Esse dado leva, sem dúvida, ao questionamento de como o Governo Nacional de turno entende que deve conceber a transição energética. Em sua abordagem mais geral, busca-se substituir fontes de energia não renováveis por fontes não convencionais de energia renovável, avançando no compromisso de deixar de lado a extração de combustíveis fósseis e restringindo totalmente a exploração e, portanto, a futura exploração de hidrocarbonetos no país. Decisão louvável em países sem pobreza energética, como ocorre em boa parte dos países nórdicos na Europa, mas muito provavelmente prematura e arriscada em países de nossa natureza.

Não seria mais conveniente hoje, antes de chegar a essa etapa de negação dos energéticos fósseis, nos perguntarmos como vamos combater essa pobreza energética e evitar que nossas florestas e o pulmão do mundo continuem se extinguindo, em parte por visões profundamente afastadas da realidade do país?

Entender a transição energética sob a perspectiva da região da América Latina e do Caribe implica pensar que, ao mesmo tempo que se busca a maneira de implementar megaprojetos eólicos e interconectá-los com nosso sistema de transmissão elétrica, tarefa que sem dúvida precisa ser adiantada na transição energética, é igualmente necessário olhar para outras fontes energéticas que, no curto prazo, possam reduzir as emissões nocivas para a saúde e o meio ambiente provenientes da lenha e do carvão vegetal.

É necessário reconhecer a existência de fontes energéticas fósseis capazes de resolver e melhorar a vida de muitas pessoas e lares inteiros na Colômbia. Falo, por exemplo, do gás liquefeito de petróleo, mais conhecido como GLP. O mundo reconheceu esse energético como uma alternativa viável, eficaz e eficiente em países em desenvolvimento para superar a pobreza energética.

Uma experiência bem-sucedida recentemente estudada foi observada na Índia, país que hoje é reconhecido, depois da China, como o segundo maior mercado de GLP. O governo desse país, além de subsidiar diretamente a demanda desse energético para pessoas em situação de vulnerabilidade, realizou um exercício muito cuidadoso de cruzamento de bases de dados como mecanismo de verificação da situação crítica do lar.

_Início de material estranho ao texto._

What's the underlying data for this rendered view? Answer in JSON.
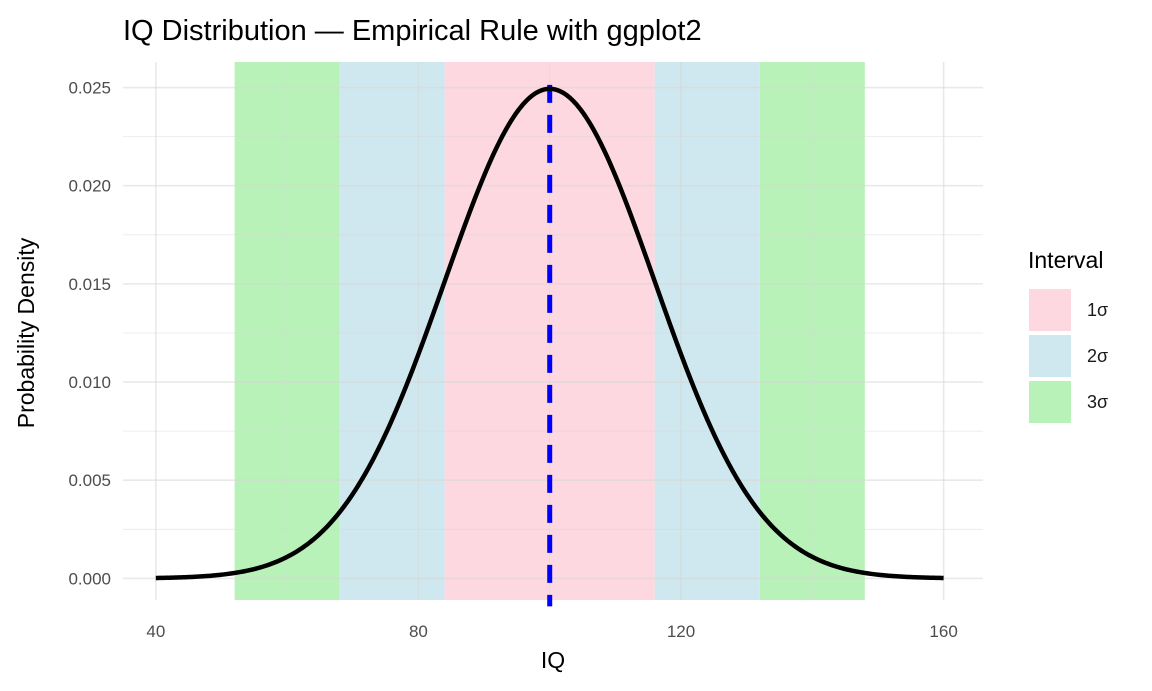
{
  "chart_data": {
    "type": "area",
    "title": "IQ Distribution — Empirical Rule with ggplot2",
    "xlabel": "IQ",
    "ylabel": "Probability Density",
    "xlim": [
      35,
      166
    ],
    "ylim": [
      -0.0011,
      0.0263
    ],
    "x_ticks": [
      40,
      80,
      120,
      160
    ],
    "x_tick_labels": [
      "40",
      "80",
      "120",
      "160"
    ],
    "y_ticks": [
      0.0,
      0.005,
      0.01,
      0.015,
      0.02,
      0.025
    ],
    "y_tick_labels": [
      "0.000",
      "0.005",
      "0.010",
      "0.015",
      "0.020",
      "0.025"
    ],
    "grid": true,
    "distribution": {
      "name": "normal",
      "mean": 100,
      "sd": 16,
      "x_range": [
        40,
        160
      ]
    },
    "mean_line": {
      "x": 100,
      "color": "#0000ff",
      "style": "dashed"
    },
    "curve_color": "#000000",
    "bands": [
      {
        "interval": "3σ",
        "x_start": 52,
        "x_end": 68,
        "color": "#b9f2b9"
      },
      {
        "interval": "2σ",
        "x_start": 68,
        "x_end": 84,
        "color": "#cfe7ee"
      },
      {
        "interval": "1σ",
        "x_start": 84,
        "x_end": 116,
        "color": "#fdd8e0"
      },
      {
        "interval": "2σ",
        "x_start": 116,
        "x_end": 132,
        "color": "#cfe7ee"
      },
      {
        "interval": "3σ",
        "x_start": 132,
        "x_end": 148,
        "color": "#b9f2b9"
      }
    ],
    "legend": {
      "title": "Interval",
      "position": "right",
      "items": [
        {
          "label": "1σ",
          "color": "#fdd8e0"
        },
        {
          "label": "2σ",
          "color": "#cfe7ee"
        },
        {
          "label": "3σ",
          "color": "#b9f2b9"
        }
      ]
    }
  }
}
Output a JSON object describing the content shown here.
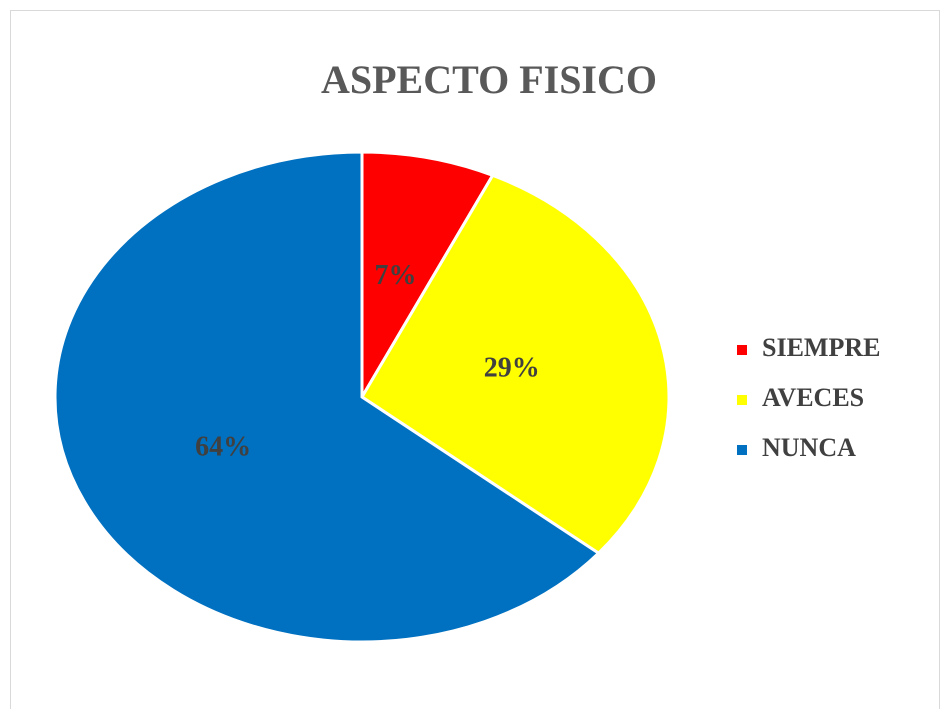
{
  "chart_data": {
    "type": "pie",
    "title": "ASPECTO FISICO",
    "categories": [
      "SIEMPRE",
      "AVECES",
      "NUNCA"
    ],
    "values": [
      7,
      29,
      64
    ],
    "value_labels": [
      "7%",
      "29%",
      "64%"
    ],
    "colors": [
      "#ff0000",
      "#ffff00",
      "#0070c0"
    ],
    "legend": "right"
  }
}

Dessa maneira, em um período recorde de quatro anos, de 2016 a 2019, o país conseguiu reduzir cerca de 80% o número de lares que utilizavam lenha e carvão vegetal, permitindo o acesso ao mercado de GLP a cerca de 80 milhões de lares.

Esses números são evidências importantes do papel que ainda hoje alguns energéticos provenientes de recursos fósseis podem ter em economias emergentes, onde, para superar os desafios de fechamento das lacunas energéticas, é necessário pensar no contexto próprio da América Latina e do Caribe. Perder a soberania energética para atender às necessidades dos mais desfavorecidos do país e da região e depender exclusivamente do mercado mundial para suprir uma demanda com um enorme potencial como o GLP para solucionar e reduzir emissões não apenas na cocção de alimentos, mas também no setor de transporte, com alternativas como o auto gás e o nauti gás, não parece ser a solução.

Precisamos, como país, reconhecer o verdadeiro alcance da transição energética na América Latina, aproveitar as oportunidades que o mercado nos oferece e, para isso, entender que é indispensável uma regulamentação que induza a potencializar mais mercados em competição com a vocação de superar as armadilhas da pobreza, mais do que uma regulamentação onde o discurso da intrusão regulatória do Estado com pretensões “ambientalistas” nos afaste das verdadeiras necessidades que o país demanda nesses temas. Mais fontes energéticas que nos afastem do carvão e da lenha e nos permitam, a longo prazo, proteger nossa riqueza ambiental, a saúde e a vida daqueles que ocupam o território será um passo decisivo para alcançar o acesso universal à energia de que falava Ban Ki-Moon.